There are typically eight riders at a race, and Roullois says the laundry duty is assigned to one of three soigneurs each night. “Two swannies do three massages, and one swannie does two massages. The one who does two massages is in charge of the laundry.” The schedule rotates so laundry and massage therapy duties are shared.

For all of this nifty system’s elegance, sometimes circumstances conspire against washing salt and road grime out of the riders’ clothes.

Like when the power goes out. “Sometimes you have electricity problems,” Roullois explains. For instance, when multiple teams plug into a small, antiquated hotel’s power supply, fuses can blow, forcing everyone to unplug. “It’s all about the electricity,” she explains. “When there is electricity, all goes well. “

When the bus can’t plug into an external power source, the clothes washing and drying machines rely on an on-board generator.

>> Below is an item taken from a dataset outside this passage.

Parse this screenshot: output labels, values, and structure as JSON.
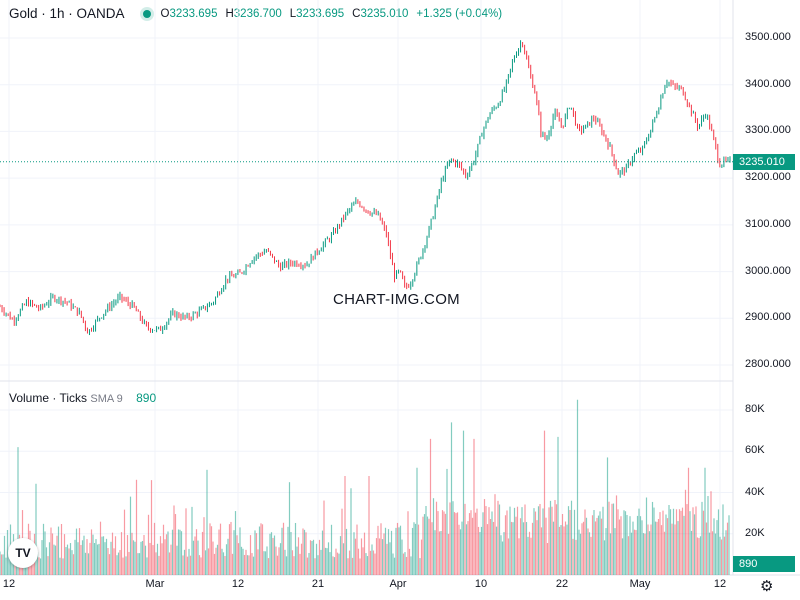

But because the team mechanics are also using this generator to run power washers, it means that the laundry has to wait until the bike cleaning is done before it can start, otherwise the generator gets overloaded. And this means the clothes washing and drying can go on late into the night.

Getting water for the clothes washers is generally not a problem. The bus and truck simply hook up hoses to a hotel faucet. However, Roullois adds, during the early season races cold can be a problem. “When it’s really cold outside, sometimes if you don’t change hoses, the hose gets frozen and in the morning you are like, ‘Oh! No water!’”

And when that happens, Roullois says with a laugh, they find a laundromat.